Descartes trouve le doute établi ; mais, au lieu d’en faire un but, il en fait un moyen. Il consent à douter, mais pour arriver à la croyance. De ce port où se reposé Montaigne, il va s’élancer à la recherche de vérités qui régleront sa vie. Le doute pour Descartes, c’est le commencement du travail. Au XVIe siècle, c’est un état passif, auquel l’homme arrivé par la multitude des connaissances, et l’impossibilité d’y faire un choix. Il s’y plaît toutefois, soit par le souvenir de l’ignorance des siècles qui l’ont précédé, soit par le contraste des excès de religion, et de ce duel à mort d’opinions contradictoires. Le doute de Descartes est l’état le plus actif : c’est une démolition pièce à pièce de tout ce qui est venu en sa connaissance par l’imagination, et les sens, sans l’assentiment de sa raison. Il arrache douloureusement toutes ces notions qui s’étaient attachées à sa mémoire, et, pour les empêcher de rentrer par surprise dans son intelligence, il se violente en quelque manière à parler contre elles et à les dédaigner.
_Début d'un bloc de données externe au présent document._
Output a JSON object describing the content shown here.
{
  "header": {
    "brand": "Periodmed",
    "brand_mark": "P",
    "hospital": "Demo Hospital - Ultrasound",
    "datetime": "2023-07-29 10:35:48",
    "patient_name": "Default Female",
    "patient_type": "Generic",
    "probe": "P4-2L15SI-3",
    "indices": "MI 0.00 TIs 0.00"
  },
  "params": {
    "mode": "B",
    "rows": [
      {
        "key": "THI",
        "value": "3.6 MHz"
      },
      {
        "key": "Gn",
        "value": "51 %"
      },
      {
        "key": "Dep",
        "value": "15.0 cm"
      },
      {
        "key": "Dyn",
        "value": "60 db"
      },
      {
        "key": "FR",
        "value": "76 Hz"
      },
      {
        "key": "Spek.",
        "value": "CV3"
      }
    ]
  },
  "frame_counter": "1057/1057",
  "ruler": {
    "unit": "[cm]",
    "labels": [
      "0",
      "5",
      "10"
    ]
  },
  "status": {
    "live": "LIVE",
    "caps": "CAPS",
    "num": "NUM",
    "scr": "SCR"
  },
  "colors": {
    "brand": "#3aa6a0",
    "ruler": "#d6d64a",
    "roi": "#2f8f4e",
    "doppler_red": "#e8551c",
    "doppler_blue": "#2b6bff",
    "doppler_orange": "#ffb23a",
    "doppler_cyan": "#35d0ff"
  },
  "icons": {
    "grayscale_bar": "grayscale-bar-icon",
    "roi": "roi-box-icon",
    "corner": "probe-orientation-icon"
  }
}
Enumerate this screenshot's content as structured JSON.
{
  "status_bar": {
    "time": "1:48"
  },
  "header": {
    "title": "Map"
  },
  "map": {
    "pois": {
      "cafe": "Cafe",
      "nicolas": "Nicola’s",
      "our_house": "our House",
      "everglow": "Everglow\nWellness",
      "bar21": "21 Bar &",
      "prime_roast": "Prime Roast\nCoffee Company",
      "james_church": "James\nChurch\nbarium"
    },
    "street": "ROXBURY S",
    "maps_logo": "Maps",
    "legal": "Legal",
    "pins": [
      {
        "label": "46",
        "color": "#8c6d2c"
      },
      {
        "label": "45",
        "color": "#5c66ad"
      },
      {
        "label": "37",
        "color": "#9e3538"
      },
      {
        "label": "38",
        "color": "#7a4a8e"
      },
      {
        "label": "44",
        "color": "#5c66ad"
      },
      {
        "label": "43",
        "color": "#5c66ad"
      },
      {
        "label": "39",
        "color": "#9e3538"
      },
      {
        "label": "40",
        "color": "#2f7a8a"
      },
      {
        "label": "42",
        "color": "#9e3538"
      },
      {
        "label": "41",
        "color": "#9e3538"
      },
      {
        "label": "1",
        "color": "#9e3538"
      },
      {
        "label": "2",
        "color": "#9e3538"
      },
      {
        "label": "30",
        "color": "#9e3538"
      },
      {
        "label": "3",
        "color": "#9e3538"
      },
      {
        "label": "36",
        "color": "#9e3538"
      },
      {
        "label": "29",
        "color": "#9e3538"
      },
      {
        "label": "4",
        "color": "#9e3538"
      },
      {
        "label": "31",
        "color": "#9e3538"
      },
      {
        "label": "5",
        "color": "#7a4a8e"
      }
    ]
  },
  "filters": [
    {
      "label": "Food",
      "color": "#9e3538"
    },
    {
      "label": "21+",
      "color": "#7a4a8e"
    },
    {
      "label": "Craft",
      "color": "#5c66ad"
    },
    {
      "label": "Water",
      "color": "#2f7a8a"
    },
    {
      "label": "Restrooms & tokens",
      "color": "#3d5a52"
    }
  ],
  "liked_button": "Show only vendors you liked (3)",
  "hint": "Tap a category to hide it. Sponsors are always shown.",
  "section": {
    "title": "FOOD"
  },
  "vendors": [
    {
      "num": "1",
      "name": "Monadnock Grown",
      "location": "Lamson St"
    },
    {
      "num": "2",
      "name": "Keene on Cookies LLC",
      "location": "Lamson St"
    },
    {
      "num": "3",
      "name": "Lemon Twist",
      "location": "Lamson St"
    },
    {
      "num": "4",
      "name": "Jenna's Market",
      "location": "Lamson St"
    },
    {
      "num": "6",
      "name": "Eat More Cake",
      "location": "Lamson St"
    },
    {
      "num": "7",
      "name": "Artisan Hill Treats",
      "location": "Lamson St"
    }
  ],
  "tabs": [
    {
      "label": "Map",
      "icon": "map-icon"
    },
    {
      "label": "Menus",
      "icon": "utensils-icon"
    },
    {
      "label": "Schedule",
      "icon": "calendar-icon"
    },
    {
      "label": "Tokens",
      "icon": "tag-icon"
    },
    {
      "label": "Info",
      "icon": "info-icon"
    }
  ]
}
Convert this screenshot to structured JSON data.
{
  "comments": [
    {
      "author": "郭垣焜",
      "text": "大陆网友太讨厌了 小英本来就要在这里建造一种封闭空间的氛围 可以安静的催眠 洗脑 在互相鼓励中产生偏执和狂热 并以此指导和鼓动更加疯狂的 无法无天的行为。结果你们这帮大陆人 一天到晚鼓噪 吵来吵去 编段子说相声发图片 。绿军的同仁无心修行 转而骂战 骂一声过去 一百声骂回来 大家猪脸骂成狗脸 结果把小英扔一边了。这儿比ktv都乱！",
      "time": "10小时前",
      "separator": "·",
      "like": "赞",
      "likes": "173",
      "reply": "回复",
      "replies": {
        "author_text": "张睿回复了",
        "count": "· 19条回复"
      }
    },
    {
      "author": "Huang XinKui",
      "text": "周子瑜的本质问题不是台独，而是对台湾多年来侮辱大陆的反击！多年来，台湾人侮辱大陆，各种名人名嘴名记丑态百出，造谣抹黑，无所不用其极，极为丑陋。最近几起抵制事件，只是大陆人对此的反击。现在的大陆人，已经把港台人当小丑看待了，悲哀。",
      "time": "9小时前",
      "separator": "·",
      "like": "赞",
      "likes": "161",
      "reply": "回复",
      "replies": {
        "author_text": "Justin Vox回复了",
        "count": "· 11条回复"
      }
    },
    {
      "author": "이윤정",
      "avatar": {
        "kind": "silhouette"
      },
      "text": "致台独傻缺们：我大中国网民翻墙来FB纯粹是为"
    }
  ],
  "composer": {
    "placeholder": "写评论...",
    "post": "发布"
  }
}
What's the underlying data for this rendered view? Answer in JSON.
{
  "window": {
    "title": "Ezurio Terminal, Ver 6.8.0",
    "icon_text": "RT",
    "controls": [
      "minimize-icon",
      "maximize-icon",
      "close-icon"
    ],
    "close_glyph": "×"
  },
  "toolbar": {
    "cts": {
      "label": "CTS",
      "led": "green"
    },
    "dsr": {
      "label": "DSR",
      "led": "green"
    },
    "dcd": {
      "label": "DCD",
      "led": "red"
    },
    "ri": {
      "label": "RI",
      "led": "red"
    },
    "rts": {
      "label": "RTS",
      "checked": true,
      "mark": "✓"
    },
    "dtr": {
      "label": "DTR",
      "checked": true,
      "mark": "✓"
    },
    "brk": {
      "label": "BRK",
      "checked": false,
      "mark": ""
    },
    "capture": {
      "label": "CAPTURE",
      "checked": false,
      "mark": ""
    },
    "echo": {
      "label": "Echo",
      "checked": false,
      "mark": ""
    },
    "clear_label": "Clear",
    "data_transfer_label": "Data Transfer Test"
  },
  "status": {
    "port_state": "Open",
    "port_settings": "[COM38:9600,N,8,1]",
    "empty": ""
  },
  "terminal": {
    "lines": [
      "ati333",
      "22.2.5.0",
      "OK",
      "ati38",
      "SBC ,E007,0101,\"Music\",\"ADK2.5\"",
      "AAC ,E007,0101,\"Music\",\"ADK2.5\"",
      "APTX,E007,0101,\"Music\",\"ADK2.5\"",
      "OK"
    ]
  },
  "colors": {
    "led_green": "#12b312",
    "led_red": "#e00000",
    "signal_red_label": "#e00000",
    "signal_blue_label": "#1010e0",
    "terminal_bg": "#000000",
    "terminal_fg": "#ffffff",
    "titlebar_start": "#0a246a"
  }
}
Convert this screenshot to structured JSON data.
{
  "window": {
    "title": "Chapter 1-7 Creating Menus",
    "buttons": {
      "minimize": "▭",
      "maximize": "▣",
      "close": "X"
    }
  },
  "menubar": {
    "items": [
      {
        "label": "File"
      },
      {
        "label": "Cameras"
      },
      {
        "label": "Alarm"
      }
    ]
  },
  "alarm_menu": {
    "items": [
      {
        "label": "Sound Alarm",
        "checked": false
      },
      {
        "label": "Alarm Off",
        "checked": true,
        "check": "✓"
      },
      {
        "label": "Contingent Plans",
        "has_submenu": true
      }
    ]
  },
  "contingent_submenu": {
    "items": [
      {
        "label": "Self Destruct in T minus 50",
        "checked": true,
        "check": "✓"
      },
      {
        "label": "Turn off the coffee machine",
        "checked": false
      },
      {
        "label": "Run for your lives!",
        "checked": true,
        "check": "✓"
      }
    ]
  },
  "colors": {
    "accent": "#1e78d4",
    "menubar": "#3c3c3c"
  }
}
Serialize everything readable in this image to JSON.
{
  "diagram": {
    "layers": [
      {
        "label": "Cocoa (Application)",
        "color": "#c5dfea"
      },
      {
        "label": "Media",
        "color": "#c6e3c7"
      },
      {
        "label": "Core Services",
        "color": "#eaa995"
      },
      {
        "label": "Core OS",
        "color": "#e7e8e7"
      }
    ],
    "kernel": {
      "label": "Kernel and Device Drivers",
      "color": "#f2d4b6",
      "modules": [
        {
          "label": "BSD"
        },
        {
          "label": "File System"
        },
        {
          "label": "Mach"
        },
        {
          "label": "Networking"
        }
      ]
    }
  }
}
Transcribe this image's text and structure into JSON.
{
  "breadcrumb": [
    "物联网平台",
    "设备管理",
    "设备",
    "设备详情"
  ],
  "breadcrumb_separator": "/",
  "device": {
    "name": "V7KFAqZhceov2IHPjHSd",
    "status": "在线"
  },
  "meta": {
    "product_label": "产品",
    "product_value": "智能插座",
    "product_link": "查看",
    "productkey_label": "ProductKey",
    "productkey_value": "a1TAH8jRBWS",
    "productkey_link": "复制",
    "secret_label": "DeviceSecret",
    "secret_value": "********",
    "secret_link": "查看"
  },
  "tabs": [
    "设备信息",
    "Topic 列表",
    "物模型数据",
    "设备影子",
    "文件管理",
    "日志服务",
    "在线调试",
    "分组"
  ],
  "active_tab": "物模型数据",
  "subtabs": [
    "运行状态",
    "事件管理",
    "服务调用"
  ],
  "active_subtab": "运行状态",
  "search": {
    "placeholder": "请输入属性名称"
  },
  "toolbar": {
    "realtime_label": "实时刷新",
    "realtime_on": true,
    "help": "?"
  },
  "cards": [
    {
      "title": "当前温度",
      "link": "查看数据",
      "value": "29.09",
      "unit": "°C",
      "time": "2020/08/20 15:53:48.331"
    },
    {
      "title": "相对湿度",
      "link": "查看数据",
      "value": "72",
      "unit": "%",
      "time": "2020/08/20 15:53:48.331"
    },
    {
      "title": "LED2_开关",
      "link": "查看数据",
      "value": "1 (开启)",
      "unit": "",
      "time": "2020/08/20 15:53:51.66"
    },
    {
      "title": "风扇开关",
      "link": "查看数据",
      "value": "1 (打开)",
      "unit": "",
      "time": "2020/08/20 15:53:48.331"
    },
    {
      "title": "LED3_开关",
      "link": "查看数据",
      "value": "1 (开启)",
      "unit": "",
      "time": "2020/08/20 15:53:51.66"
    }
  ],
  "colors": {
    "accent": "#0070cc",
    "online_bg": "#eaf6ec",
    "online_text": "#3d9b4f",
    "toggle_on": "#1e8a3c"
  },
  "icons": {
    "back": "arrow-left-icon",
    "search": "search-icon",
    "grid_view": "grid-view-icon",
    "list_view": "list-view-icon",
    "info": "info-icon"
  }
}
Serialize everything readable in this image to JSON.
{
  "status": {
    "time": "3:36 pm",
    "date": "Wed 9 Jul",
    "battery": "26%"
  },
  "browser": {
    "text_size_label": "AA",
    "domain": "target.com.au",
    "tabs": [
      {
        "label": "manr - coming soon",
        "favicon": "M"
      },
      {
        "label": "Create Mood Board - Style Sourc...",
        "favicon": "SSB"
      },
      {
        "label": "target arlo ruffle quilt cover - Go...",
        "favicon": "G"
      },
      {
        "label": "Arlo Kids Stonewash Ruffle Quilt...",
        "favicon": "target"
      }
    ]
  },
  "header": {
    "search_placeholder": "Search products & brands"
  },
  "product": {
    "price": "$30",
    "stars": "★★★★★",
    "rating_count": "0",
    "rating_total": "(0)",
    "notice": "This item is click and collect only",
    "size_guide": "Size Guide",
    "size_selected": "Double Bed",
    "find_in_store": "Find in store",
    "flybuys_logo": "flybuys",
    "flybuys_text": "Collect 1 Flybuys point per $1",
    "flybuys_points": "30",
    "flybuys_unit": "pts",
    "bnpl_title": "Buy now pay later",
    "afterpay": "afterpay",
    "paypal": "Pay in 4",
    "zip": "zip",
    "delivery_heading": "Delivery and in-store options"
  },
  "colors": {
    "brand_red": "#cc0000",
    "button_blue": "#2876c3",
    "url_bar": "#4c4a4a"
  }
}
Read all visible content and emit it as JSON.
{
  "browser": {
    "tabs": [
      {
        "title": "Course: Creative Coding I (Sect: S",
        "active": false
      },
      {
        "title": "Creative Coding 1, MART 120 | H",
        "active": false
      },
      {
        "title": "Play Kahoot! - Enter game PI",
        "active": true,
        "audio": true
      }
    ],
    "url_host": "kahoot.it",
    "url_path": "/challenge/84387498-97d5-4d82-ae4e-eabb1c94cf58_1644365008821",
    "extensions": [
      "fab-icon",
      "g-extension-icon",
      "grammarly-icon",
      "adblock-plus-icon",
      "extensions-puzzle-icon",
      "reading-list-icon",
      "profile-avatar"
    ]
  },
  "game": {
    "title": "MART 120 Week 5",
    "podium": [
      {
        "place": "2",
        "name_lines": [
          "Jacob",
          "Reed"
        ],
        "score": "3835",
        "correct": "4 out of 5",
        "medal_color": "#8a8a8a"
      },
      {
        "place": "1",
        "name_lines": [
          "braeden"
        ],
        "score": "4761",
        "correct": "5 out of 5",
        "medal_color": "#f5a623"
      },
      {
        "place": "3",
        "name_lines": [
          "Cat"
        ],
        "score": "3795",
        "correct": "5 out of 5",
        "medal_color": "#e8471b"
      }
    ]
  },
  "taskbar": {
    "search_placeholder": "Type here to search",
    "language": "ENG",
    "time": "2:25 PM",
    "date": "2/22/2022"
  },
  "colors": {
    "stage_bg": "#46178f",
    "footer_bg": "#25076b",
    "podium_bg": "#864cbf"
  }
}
Descartes suivait en cela la prescription de saint François de Sales contre les passions, desquelles, dit ce saint, on parvient à se défendre en parlant fort contre elles, et en s’engageant ainsi, même de réputation, au parti contraire. C’est ainsi qu’il allait jusqu’à ce paradoxe, qu’il n’est pas plus du devoir d’un honnête homme, de savoir le grec et le latin que le langage suisse ou le bas-breton. L’effort qu’il faisait pour se rendre libre cet égard était d’autant plus violent, que, parmi les idées qu’il rejetait, il en était un grand nombre dont il ne se séparait que pour les reprendre, et qu’il résistait même à ce qu’il devait plus tard trouver évident, jusqu’à ce que l’évidence lui en fût montrée en son lieu et par la raison.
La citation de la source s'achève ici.